Отец в гостиной успокаивал маму, шестилетний Тоби сидел на деревянном полу с чучелом пингвина, купаясь в красном, синем и жёлтом свете витражей. В нижнем краю окна была изображена саламандра у ног Святого Петра. Потом эта саламандра стала нашим секретным кодом.
Мы с Тоби встретились взглядами. Мы не сказали друг другу ни слова, но мы всё знали. Всё было по-другому, и мы были одни. Нужно было оставаться сильными. Я до сих пор не в состоянии описать те секунды, когда мы с Тоби смотрели друг другу в глаза, и наши мысли были единым целым.

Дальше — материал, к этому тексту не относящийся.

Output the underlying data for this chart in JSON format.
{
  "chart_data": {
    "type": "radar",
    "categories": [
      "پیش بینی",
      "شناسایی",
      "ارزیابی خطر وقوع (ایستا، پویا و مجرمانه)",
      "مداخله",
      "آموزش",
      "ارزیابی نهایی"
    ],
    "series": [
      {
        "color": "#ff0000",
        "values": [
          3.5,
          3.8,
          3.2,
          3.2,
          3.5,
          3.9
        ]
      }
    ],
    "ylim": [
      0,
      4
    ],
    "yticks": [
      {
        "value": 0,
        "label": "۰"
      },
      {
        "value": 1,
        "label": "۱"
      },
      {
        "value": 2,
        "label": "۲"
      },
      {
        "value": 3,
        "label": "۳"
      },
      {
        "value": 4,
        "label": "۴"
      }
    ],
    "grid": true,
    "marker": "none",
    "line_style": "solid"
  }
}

Его путь к принятию привёл его к тому, что он живёт в Вермонте, преподаёт философию и ведёт образ жизни настоящего отшельника. А я работаю. Я постоянно работаю, не вышла замуж, отгородилась почти от всех. В уединении есть своя безопасность, я не отрицаю. Страх потерять Тоби слишком невыносим, поэтому я — эта мысль приходит мне в голову только теперь — отгородилась и от него.
В то утро у нашего дома собралась, кажется, целая сотня офицеров. Они оглядывались по сторонам, оглядывались повсюду. И всё-таки даже тогда наш дом казался мне пустым. Отец увидел меня, выпустил из объятий маму, которая тут же рухнула на пол, и посмотрев на меня, сказал:
— Детка, детка. Прошу тебя, иди в свою комнату. И брата возьми. Я приду через минуту.
— Хорошо, папа, — ответила я, потому что уже знала. — Тоби, пошли.
Мы пошли в мою спальню, на двери которой до сих пор висела табличка «Отец Эммануил Таргаси», и возились с набором Лего, пока к нам не пришла женщина в тёмно-синей куртке вместе с нашим отцом и не сказала:
— Грета, привет. Я агент Клэр Комплекс. Мы можем поговорить о твоей тёте Вайолет?
Выглядела она молодо.
— А можно нам с Тоби сначала позавтракать? Он умирает с голоду.